Local packages in a separate directory in Julia

By: Tamás K. Papp

Re-posted from: https://tamaspapp.eu/post/julia-local-test/

I run Pkg.update() fairly often to stay up to date and benefit from
the latest improvements of various packages. I rarely ever pin to a
specific package version, but I occasionally checkout master for
some packages, especially if I am contributing.

Despite updating regularly, I found that the documentation subtly diverged from what I was experiencing for some packages. After looking into the issue, I learned that I was 2–3 minor versions behind despite updating regularly. For example, when I would

Pkg.update("ForwardDiff")

I would be told that there is a new version, and to get it I should update ReverseDiff and Optim. But

Pkg.update("ForwardDiff", "ReverseDiff", "Optim")

would just run quietly without updating.

I could not figure out the cause for this and did not want to get sidetracked debugging it, so I decided to wipe the package directory and start over. However, in order to do this, I had to make sure that no code is lost, especially for local packages. First, I moved my local packages into a separate directory, and added that to LOAD_PATH in .juliarc.jl:

push!(LOAD_PATH, expanduser("~/src/julia-local-packages/"))

Then I ran multi-git-status to make sure that there were no unpushed changes. Finally, I deleted the package directory and reinstalled everything. Surprisingly, Pkg.add ran much faster than before.

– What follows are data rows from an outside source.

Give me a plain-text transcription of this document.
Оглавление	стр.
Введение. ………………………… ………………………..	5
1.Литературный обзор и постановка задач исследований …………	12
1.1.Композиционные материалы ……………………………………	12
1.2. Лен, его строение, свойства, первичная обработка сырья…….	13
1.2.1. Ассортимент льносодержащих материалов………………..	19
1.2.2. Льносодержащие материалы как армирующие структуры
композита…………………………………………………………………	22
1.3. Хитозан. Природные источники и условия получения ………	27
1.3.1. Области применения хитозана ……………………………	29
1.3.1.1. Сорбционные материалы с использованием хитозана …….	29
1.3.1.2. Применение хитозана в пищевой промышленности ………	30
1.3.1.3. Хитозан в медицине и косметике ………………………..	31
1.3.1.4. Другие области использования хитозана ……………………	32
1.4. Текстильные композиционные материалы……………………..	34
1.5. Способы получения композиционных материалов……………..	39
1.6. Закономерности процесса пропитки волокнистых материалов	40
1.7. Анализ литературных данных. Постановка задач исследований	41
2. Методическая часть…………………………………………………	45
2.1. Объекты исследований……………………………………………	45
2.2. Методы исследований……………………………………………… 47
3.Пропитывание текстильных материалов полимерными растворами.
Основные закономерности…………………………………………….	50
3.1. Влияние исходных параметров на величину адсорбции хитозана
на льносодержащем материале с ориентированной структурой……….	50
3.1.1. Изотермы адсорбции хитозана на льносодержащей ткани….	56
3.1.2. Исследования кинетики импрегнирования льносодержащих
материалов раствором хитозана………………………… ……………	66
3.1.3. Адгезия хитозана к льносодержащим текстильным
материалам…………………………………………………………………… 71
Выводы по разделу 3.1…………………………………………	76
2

In case I have to do this again, I decided to keep my local packages separate — the only drawback is that Pkg.test now can’t find them. A workaround is below, using some code from Base.Pkg:

"""
    local_test(pkgname, [coverage])

Find and test a package in `LOAD_PATH`. Useful when the package is outside
`Pkg.dir()`.

Assumes the usual directory structure: package has the same name as the module,
the main file is in `src/Pkgname.jl`, while tests are in `test/runtests.jl`.
"""
function local_test(pkgname; coverage::Bool=false)
    module_path = Base.find_in_path(pkgname, nothing)
    src_dir, module_file = splitdir(module_path)
    dir = normpath(src_dir, "..")
    test_path = joinpath(dir, "test", "runtests.jl")
    @assert isfile(test_path) "Could not find $(test_path)"
    Base.cd(dir) do
        try
            color = Base.have_color? "--color=yes" : "--color=no"
            codecov = coverage? ["--code-coverage=user"] : ["--code-coverage=none"]
            compilecache = "--compilecache=" * (Bool(Base.JLOptions().use_compilecache) ? "yes" : "no")
            julia_exe = Base.julia_cmd()
            run(`$julia_exe --check-bounds=yes $codecov $color $compilecache $test_path`)
            info("$module_file tests passed")
        catch err
            Base.Pkg.Entry.warnbanner(err, label="[ ERROR: $module_file ]")
        end
    end
end

Compared to simply include("wherever-it-is/runtests.jl"), this has the advantage of running a separate Julia process, so your workspace does not contaminate the test environment and in case of segfaults, the parent process won’t be affected.

Hopefully, the code above will be obsolete once Pkg3 is released, but until then it is a useful workaround.

edit: function above was corrupted during copy-paste, corrected.